ACTION RECOMMANDÉE : dans les appels que vous ferez parvenir le plus vite possible aux destinataires mentionnés ci-après (en persan, en arabe, en anglais, en français ou dans votre propre langue) :

- appelez les autorités iraniennes à commuer la peine de mort prononcée contre Kobra Rahmanpour ;

- faites observer que le Groupe de travail des Nations unies sur la détention arbitraire a jugé qu’au vu des circonstances entourant cette affaire et du temps passé par Kobra Rahmanpour dans le quartier des condamnés à mort, la solution la plus appropriée serait d’obtenir que la peine capitale ne soit pas appliquée dans son cas ;

- dites qu’Amnesty International reconnaît que les États ont le droit et le devoir de traduire en justice les personnes soupçonnées d’infractions pénales, mais qu’elle est opposée à la peine capitale, qui constitue le châtiment le plus cruel, inhumain et dégradant qui soit.


APPELS À :


Guide spirituel de la République islamique d'Iran :

His Excellency Ayatollah Sayed ‘Ali Khamenei, The Office of the Supreme Leader

Shoahada Street, Qom, République islamique d’Iran

Courriers électroniques : info@leader.irou istiftaa@wilayah.org

Fax : +98 251 774 2228 (précisez : « FAO the Office of His Excellency, Ayatollah al Udhma Khamenei »)
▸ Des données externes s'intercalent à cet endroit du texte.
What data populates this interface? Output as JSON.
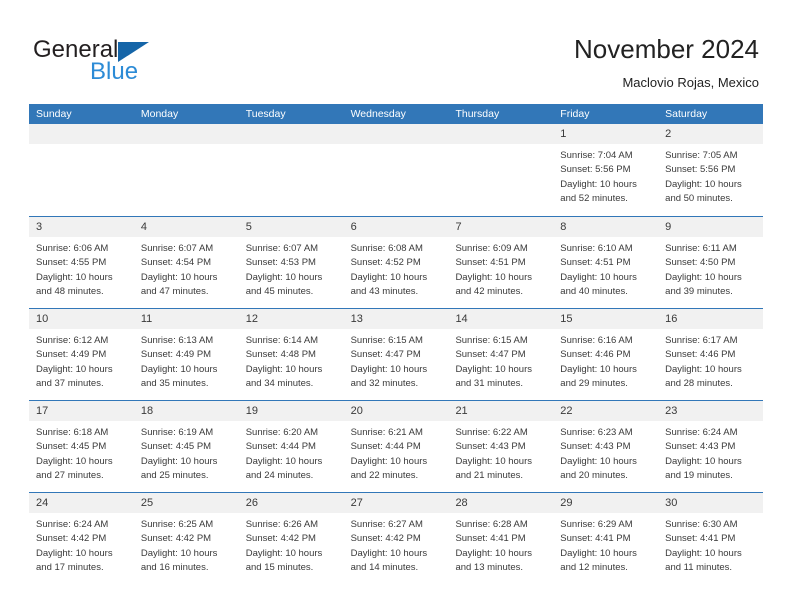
{
  "brand": {
    "name_top": "General",
    "name_bottom": "Blue",
    "triangle_color": "#1565a8",
    "blue_text_color": "#2c8bd6"
  },
  "header": {
    "title": "November 2024",
    "subtitle": "Maclovio Rojas, Mexico"
  },
  "theme": {
    "header_blue": "#3277b8",
    "daynum_band": "#f1f1f1",
    "text": "#3a3a3a"
  },
  "weekdays": [
    "Sunday",
    "Monday",
    "Tuesday",
    "Wednesday",
    "Thursday",
    "Friday",
    "Saturday"
  ],
  "weeks": [
    [
      {
        "day": "",
        "sunrise": "",
        "sunset": "",
        "daylight_line1": "",
        "daylight_line2": ""
      },
      {
        "day": "",
        "sunrise": "",
        "sunset": "",
        "daylight_line1": "",
        "daylight_line2": ""
      },
      {
        "day": "",
        "sunrise": "",
        "sunset": "",
        "daylight_line1": "",
        "daylight_line2": ""
      },
      {
        "day": "",
        "sunrise": "",
        "sunset": "",
        "daylight_line1": "",
        "daylight_line2": ""
      },
      {
        "day": "",
        "sunrise": "",
        "sunset": "",
        "daylight_line1": "",
        "daylight_line2": ""
      },
      {
        "day": "1",
        "sunrise": "Sunrise: 7:04 AM",
        "sunset": "Sunset: 5:56 PM",
        "daylight_line1": "Daylight: 10 hours",
        "daylight_line2": "and 52 minutes."
      },
      {
        "day": "2",
        "sunrise": "Sunrise: 7:05 AM",
        "sunset": "Sunset: 5:56 PM",
        "daylight_line1": "Daylight: 10 hours",
        "daylight_line2": "and 50 minutes."
      }
    ],
    [
      {
        "day": "3",
        "sunrise": "Sunrise: 6:06 AM",
        "sunset": "Sunset: 4:55 PM",
        "daylight_line1": "Daylight: 10 hours",
        "daylight_line2": "and 48 minutes."
      },
      {
        "day": "4",
        "sunrise": "Sunrise: 6:07 AM",
        "sunset": "Sunset: 4:54 PM",
        "daylight_line1": "Daylight: 10 hours",
        "daylight_line2": "and 47 minutes."
      },
      {
        "day": "5",
        "sunrise": "Sunrise: 6:07 AM",
        "sunset": "Sunset: 4:53 PM",
        "daylight_line1": "Daylight: 10 hours",
        "daylight_line2": "and 45 minutes."
      },
      {
        "day": "6",
        "sunrise": "Sunrise: 6:08 AM",
        "sunset": "Sunset: 4:52 PM",
        "daylight_line1": "Daylight: 10 hours",
        "daylight_line2": "and 43 minutes."
      },
      {
        "day": "7",
        "sunrise": "Sunrise: 6:09 AM",
        "sunset": "Sunset: 4:51 PM",
        "daylight_line1": "Daylight: 10 hours",
        "daylight_line2": "and 42 minutes."
      },
      {
        "day": "8",
        "sunrise": "Sunrise: 6:10 AM",
        "sunset": "Sunset: 4:51 PM",
        "daylight_line1": "Daylight: 10 hours",
        "daylight_line2": "and 40 minutes."
      },
      {
        "day": "9",
        "sunrise": "Sunrise: 6:11 AM",
        "sunset": "Sunset: 4:50 PM",
        "daylight_line1": "Daylight: 10 hours",
        "daylight_line2": "and 39 minutes."
      }
    ],
    [
      {
        "day": "10",
        "sunrise": "Sunrise: 6:12 AM",
        "sunset": "Sunset: 4:49 PM",
        "daylight_line1": "Daylight: 10 hours",
        "daylight_line2": "and 37 minutes."
      },
      {
        "day": "11",
        "sunrise": "Sunrise: 6:13 AM",
        "sunset": "Sunset: 4:49 PM",
        "daylight_line1": "Daylight: 10 hours",
        "daylight_line2": "and 35 minutes."
      },
      {
        "day": "12",
        "sunrise": "Sunrise: 6:14 AM",
        "sunset": "Sunset: 4:48 PM",
        "daylight_line1": "Daylight: 10 hours",
        "daylight_line2": "and 34 minutes."
      },
      {
        "day": "13",
        "sunrise": "Sunrise: 6:15 AM",
        "sunset": "Sunset: 4:47 PM",
        "daylight_line1": "Daylight: 10 hours",
        "daylight_line2": "and 32 minutes."
      },
      {
        "day": "14",
        "sunrise": "Sunrise: 6:15 AM",
        "sunset": "Sunset: 4:47 PM",
        "daylight_line1": "Daylight: 10 hours",
        "daylight_line2": "and 31 minutes."
      },
      {
        "day": "15",
        "sunrise": "Sunrise: 6:16 AM",
        "sunset": "Sunset: 4:46 PM",
        "daylight_line1": "Daylight: 10 hours",
        "daylight_line2": "and 29 minutes."
      },
      {
        "day": "16",
        "sunrise": "Sunrise: 6:17 AM",
        "sunset": "Sunset: 4:46 PM",
        "daylight_line1": "Daylight: 10 hours",
        "daylight_line2": "and 28 minutes."
      }
    ],
    [
      {
        "day": "17",
        "sunrise": "Sunrise: 6:18 AM",
        "sunset": "Sunset: 4:45 PM",
        "daylight_line1": "Daylight: 10 hours",
        "daylight_line2": "and 27 minutes."
      },
      {
        "day": "18",
        "sunrise": "Sunrise: 6:19 AM",
        "sunset": "Sunset: 4:45 PM",
        "daylight_line1": "Daylight: 10 hours",
        "daylight_line2": "and 25 minutes."
      },
      {
        "day": "19",
        "sunrise": "Sunrise: 6:20 AM",
        "sunset": "Sunset: 4:44 PM",
        "daylight_line1": "Daylight: 10 hours",
        "daylight_line2": "and 24 minutes."
      },
      {
        "day": "20",
        "sunrise": "Sunrise: 6:21 AM",
        "sunset": "Sunset: 4:44 PM",
        "daylight_line1": "Daylight: 10 hours",
        "daylight_line2": "and 22 minutes."
      },
      {
        "day": "21",
        "sunrise": "Sunrise: 6:22 AM",
        "sunset": "Sunset: 4:43 PM",
        "daylight_line1": "Daylight: 10 hours",
        "daylight_line2": "and 21 minutes."
      },
      {
        "day": "22",
        "sunrise": "Sunrise: 6:23 AM",
        "sunset": "Sunset: 4:43 PM",
        "daylight_line1": "Daylight: 10 hours",
        "daylight_line2": "and 20 minutes."
      },
      {
        "day": "23",
        "sunrise": "Sunrise: 6:24 AM",
        "sunset": "Sunset: 4:43 PM",
        "daylight_line1": "Daylight: 10 hours",
        "daylight_line2": "and 19 minutes."
      }
    ],
    [
      {
        "day": "24",
        "sunrise": "Sunrise: 6:24 AM",
        "sunset": "Sunset: 4:42 PM",
        "daylight_line1": "Daylight: 10 hours",
        "daylight_line2": "and 17 minutes."
      },
      {
        "day": "25",
        "sunrise": "Sunrise: 6:25 AM",
        "sunset": "Sunset: 4:42 PM",
        "daylight_line1": "Daylight: 10 hours",
        "daylight_line2": "and 16 minutes."
      },
      {
        "day": "26",
        "sunrise": "Sunrise: 6:26 AM",
        "sunset": "Sunset: 4:42 PM",
        "daylight_line1": "Daylight: 10 hours",
        "daylight_line2": "and 15 minutes."
      },
      {
        "day": "27",
        "sunrise": "Sunrise: 6:27 AM",
        "sunset": "Sunset: 4:42 PM",
        "daylight_line1": "Daylight: 10 hours",
        "daylight_line2": "and 14 minutes."
      },
      {
        "day": "28",
        "sunrise": "Sunrise: 6:28 AM",
        "sunset": "Sunset: 4:41 PM",
        "daylight_line1": "Daylight: 10 hours",
        "daylight_line2": "and 13 minutes."
      },
      {
        "day": "29",
        "sunrise": "Sunrise: 6:29 AM",
        "sunset": "Sunset: 4:41 PM",
        "daylight_line1": "Daylight: 10 hours",
        "daylight_line2": "and 12 minutes."
      },
      {
        "day": "30",
        "sunrise": "Sunrise: 6:30 AM",
        "sunset": "Sunset: 4:41 PM",
        "daylight_line1": "Daylight: 10 hours",
        "daylight_line2": "and 11 minutes."
      }
    ]
  ]
}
Formule d’appel : Your Excellency, / Excellence,


Responsable du pouvoir judiciaire :

His Excellency Ayatollah Mahmoud Hashemi Shahroudi

Ministry of Justice, Park-e Shahr, Tehran, République islamique d'Iran

Courriers électroniques : veuillez adresser vos courriels via le formulaire en ligne permettant de recueillir l’avis des internautes (en persan) :

http://www.iranjudiciary.org/contactus-feedback-fa.html

(Le texte du formulaire peut être traduit comme suit : première ligne : « nom », 2e ligne : « adresse électronique », 3e ligne : « objet ». Merci d’insérer votre appel dans le dernier champ, réservé au texte.)

Formule d’appel : Your Excellency, / Monsieur le Ministre,

COPIES aux représentants diplomatiques de l’Iran dans votre pays.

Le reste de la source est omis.